Deux ressources principales complémentaires l'une de l'autre et que les partis fédéraux n'ont jamais possédées en aussi grande quantité ont fondé le contrôle de l'Union Nationale sur les publics électoraux : les biens matériels redistribués par patronage et les biens immatériels qu'offrait l'idéologie autonomiste. Or, depuis 1960, par suite de l'action même du gouvernement, la quantité et la qualité de ces ressources pour les partis ont été modifiées. Quoi qu'on en dise parfois, les possibilités de patronage ont été restreintes : on n'a qu'à entendre les plaintes de vieux organisateurs libéraux pour le constater. D'autre part, la plus grande densité de la politique provinciale, déjà notée, s'est traduite par la priorité donnée à des problèmes concrets comme ceux de l'éducation, de la santé, de la construction des grandes autoroutes, du développement économique, qui donnent assez peu de prise aux idéologies abstraites. Bien sûr, les partis provinciaux continuent d'utiliser ces idéologies surtout à propos du secteur des relations fédérales-provinciales dont tous les autres dépendent un peu, comme on le notera plus loin, mais encore là, le caractère concret et bien souvent très technique des négociations donne de moins en moins prise à des idéologies qui décollent de la réalité.

Il en résulte que dans le parti libéral les partisans et les députés, soit les deux derniers sous-groupes que nous avons distingués, perdent de leur emprise traditionnelle sur les publics électoraux, justement parce que, entre autres raisons, les politiques du gouvernement sont trop complexes et trop techniques pour être présentées aux électeurs selon les stéréotypes partisans, idéologiques ou autres. Par contre, les ministres disposent de plus en plus vis-à-vis des publics de ressources nouvelles et cruciales pour les partis et ces ressources tiennent à la réalisation des projets auxquels ils sont associés. Minage du parti libéral auprès des publics, c'est de plus en plus Gérin-Lajoie à l'Éducation, Lévesque aux Richesses naturelles et aujourd'hui à la Famille et au Bien-être, Kierans à la Santé, Laporte aux Affaires municipales, Wagner à la Justice. [22] Bien sur.
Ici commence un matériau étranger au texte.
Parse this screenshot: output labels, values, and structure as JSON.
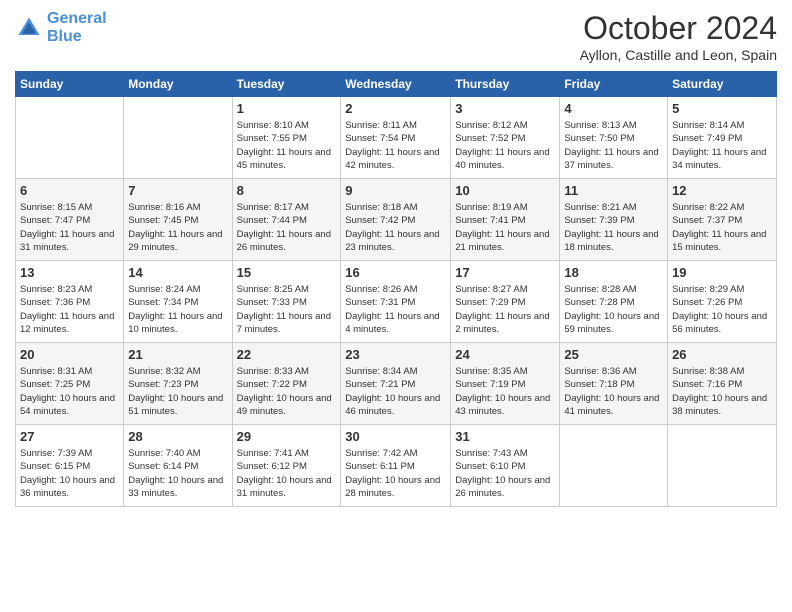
{
  "logo": {
    "line1": "General",
    "line2": "Blue"
  },
  "header": {
    "month": "October 2024",
    "location": "Ayllon, Castille and Leon, Spain"
  },
  "weekdays": [
    "Sunday",
    "Monday",
    "Tuesday",
    "Wednesday",
    "Thursday",
    "Friday",
    "Saturday"
  ],
  "weeks": [
    [
      {
        "day": "",
        "info": ""
      },
      {
        "day": "",
        "info": ""
      },
      {
        "day": "1",
        "info": "Sunrise: 8:10 AM\nSunset: 7:55 PM\nDaylight: 11 hours and 45 minutes."
      },
      {
        "day": "2",
        "info": "Sunrise: 8:11 AM\nSunset: 7:54 PM\nDaylight: 11 hours and 42 minutes."
      },
      {
        "day": "3",
        "info": "Sunrise: 8:12 AM\nSunset: 7:52 PM\nDaylight: 11 hours and 40 minutes."
      },
      {
        "day": "4",
        "info": "Sunrise: 8:13 AM\nSunset: 7:50 PM\nDaylight: 11 hours and 37 minutes."
      },
      {
        "day": "5",
        "info": "Sunrise: 8:14 AM\nSunset: 7:49 PM\nDaylight: 11 hours and 34 minutes."
      }
    ],
    [
      {
        "day": "6",
        "info": "Sunrise: 8:15 AM\nSunset: 7:47 PM\nDaylight: 11 hours and 31 minutes."
      },
      {
        "day": "7",
        "info": "Sunrise: 8:16 AM\nSunset: 7:45 PM\nDaylight: 11 hours and 29 minutes."
      },
      {
        "day": "8",
        "info": "Sunrise: 8:17 AM\nSunset: 7:44 PM\nDaylight: 11 hours and 26 minutes."
      },
      {
        "day": "9",
        "info": "Sunrise: 8:18 AM\nSunset: 7:42 PM\nDaylight: 11 hours and 23 minutes."
      },
      {
        "day": "10",
        "info": "Sunrise: 8:19 AM\nSunset: 7:41 PM\nDaylight: 11 hours and 21 minutes."
      },
      {
        "day": "11",
        "info": "Sunrise: 8:21 AM\nSunset: 7:39 PM\nDaylight: 11 hours and 18 minutes."
      },
      {
        "day": "12",
        "info": "Sunrise: 8:22 AM\nSunset: 7:37 PM\nDaylight: 11 hours and 15 minutes."
      }
    ],
    [
      {
        "day": "13",
        "info": "Sunrise: 8:23 AM\nSunset: 7:36 PM\nDaylight: 11 hours and 12 minutes."
      },
      {
        "day": "14",
        "info": "Sunrise: 8:24 AM\nSunset: 7:34 PM\nDaylight: 11 hours and 10 minutes."
      },
      {
        "day": "15",
        "info": "Sunrise: 8:25 AM\nSunset: 7:33 PM\nDaylight: 11 hours and 7 minutes."
      },
      {
        "day": "16",
        "info": "Sunrise: 8:26 AM\nSunset: 7:31 PM\nDaylight: 11 hours and 4 minutes."
      },
      {
        "day": "17",
        "info": "Sunrise: 8:27 AM\nSunset: 7:29 PM\nDaylight: 11 hours and 2 minutes."
      },
      {
        "day": "18",
        "info": "Sunrise: 8:28 AM\nSunset: 7:28 PM\nDaylight: 10 hours and 59 minutes."
      },
      {
        "day": "19",
        "info": "Sunrise: 8:29 AM\nSunset: 7:26 PM\nDaylight: 10 hours and 56 minutes."
      }
    ],
    [
      {
        "day": "20",
        "info": "Sunrise: 8:31 AM\nSunset: 7:25 PM\nDaylight: 10 hours and 54 minutes."
      },
      {
        "day": "21",
        "info": "Sunrise: 8:32 AM\nSunset: 7:23 PM\nDaylight: 10 hours and 51 minutes."
      },
      {
        "day": "22",
        "info": "Sunrise: 8:33 AM\nSunset: 7:22 PM\nDaylight: 10 hours and 49 minutes."
      },
      {
        "day": "23",
        "info": "Sunrise: 8:34 AM\nSunset: 7:21 PM\nDaylight: 10 hours and 46 minutes."
      },
      {
        "day": "24",
        "info": "Sunrise: 8:35 AM\nSunset: 7:19 PM\nDaylight: 10 hours and 43 minutes."
      },
      {
        "day": "25",
        "info": "Sunrise: 8:36 AM\nSunset: 7:18 PM\nDaylight: 10 hours and 41 minutes."
      },
      {
        "day": "26",
        "info": "Sunrise: 8:38 AM\nSunset: 7:16 PM\nDaylight: 10 hours and 38 minutes."
      }
    ],
    [
      {
        "day": "27",
        "info": "Sunrise: 7:39 AM\nSunset: 6:15 PM\nDaylight: 10 hours and 36 minutes."
      },
      {
        "day": "28",
        "info": "Sunrise: 7:40 AM\nSunset: 6:14 PM\nDaylight: 10 hours and 33 minutes."
      },
      {
        "day": "29",
        "info": "Sunrise: 7:41 AM\nSunset: 6:12 PM\nDaylight: 10 hours and 31 minutes."
      },
      {
        "day": "30",
        "info": "Sunrise: 7:42 AM\nSunset: 6:11 PM\nDaylight: 10 hours and 28 minutes."
      },
      {
        "day": "31",
        "info": "Sunrise: 7:43 AM\nSunset: 6:10 PM\nDaylight: 10 hours and 26 minutes."
      },
      {
        "day": "",
        "info": ""
      },
      {
        "day": "",
        "info": ""
      }
    ]
  ]
}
Lesage au-dessus d'eux tous, mais tout autant comme un président qui les dirige et les contrôle bien ou mal que comme un « cheuf » qui les résume et les incarne tous.
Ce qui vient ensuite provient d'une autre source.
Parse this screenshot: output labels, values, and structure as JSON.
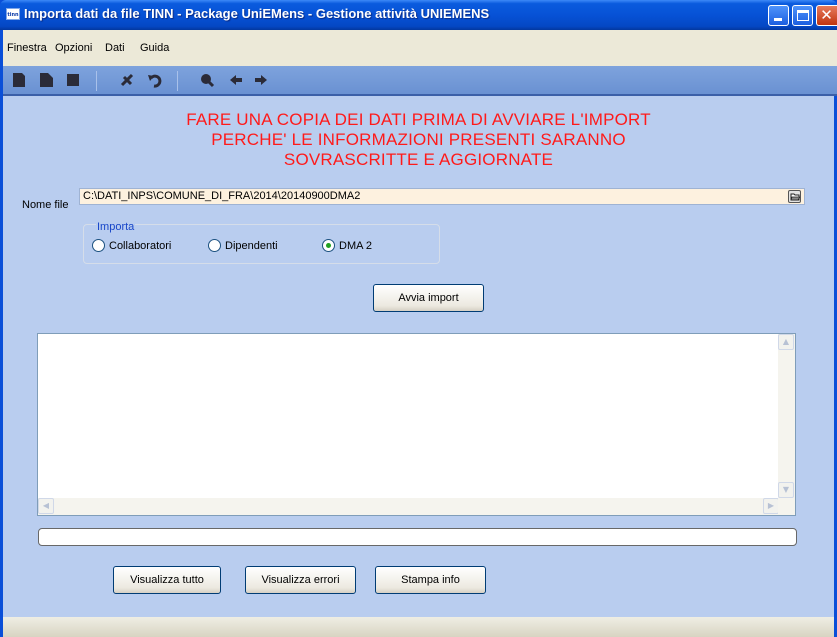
{
  "window": {
    "icon_text": "tinn",
    "title": "Importa dati da file TINN - Package UniEMens - Gestione attività UNIEMENS"
  },
  "menu": [
    "Finestra",
    "Opzioni",
    "Dati",
    "Guida"
  ],
  "toolbar": {
    "icons": [
      "new-icon",
      "open-icon",
      "save-icon",
      "cut-icon",
      "undo-icon",
      "search-icon",
      "back-arrow-icon",
      "forward-arrow-icon"
    ]
  },
  "warning": {
    "line1": "FARE UNA COPIA DEI DATI PRIMA DI AVVIARE L'IMPORT",
    "line2": "PERCHE' LE INFORMAZIONI PRESENTI SARANNO",
    "line3": "SOVRASCRITTE E AGGIORNATE"
  },
  "file": {
    "label": "Nome file",
    "value": "C:\\DATI_INPS\\COMUNE_DI_FRA\\2014\\20140900DMA2"
  },
  "import_group": {
    "legend": "Importa",
    "options": [
      "Collaboratori",
      "Dipendenti",
      "DMA 2"
    ],
    "selected": "DMA 2"
  },
  "buttons": {
    "start": "Avvia import",
    "show_all": "Visualizza tutto",
    "show_errors": "Visualizza errori",
    "print_info": "Stampa info"
  },
  "log": {
    "content": ""
  },
  "progress": {
    "value": 0
  },
  "colors": {
    "warning": "#ff1a1a",
    "background": "#b9cdef",
    "titlebar": "#0752d6",
    "legend": "#1846c9"
  }
}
On voit alors comment l'Union Nationale et les autres partis qui aspirent à l'opposition ou au gouvernement doivent tenir compte de ces transformations de la situation, c'est-à-dire proposer, comme l'a fait le programme du parti libéral, en 1960, des projets de rechange à ce que fait le gouvernement actuel qui soient possibles, concevables par les publics, et dont ceux-ci pourront juger si le parti s'est attaché ou saura s'attacher des hommes en mesure de les réaliser.

Après avoir esquisse l'état des relations nouvelles entre les partis et les publics électoraux, il faut maintenant nous tourner vers la détermination même des mesures politiques et voir jusqu'à quel point les partis, ou mieux leurs différents sous-ensembles, exercent du pouvoir, par leur contrôle de l'électorat ou autrement.

Évidemment, plusieurs de ces mesures apparaissent d'abord au programme des partis et font ainsi l'objet des campagnes électorales, mais on ne peut pas dire que ce soit là une condition nécessaire à leur adoption. Il reste toutefois que dans le cas d'une des principales mesures politiques du gouvernement provincial actuel, la nationalisation de l'électricité, le contrôle de l'électorat québécois par le parti libéral fut une condition nécessaire non seulement de l'adoption, ce qui est presque toujours le cas, mais de la décision même d'en proposer l'adoption. Il s'agit là d'ailleurs d'un processus assez instructif, qu'il est bon d'examiner avec attention.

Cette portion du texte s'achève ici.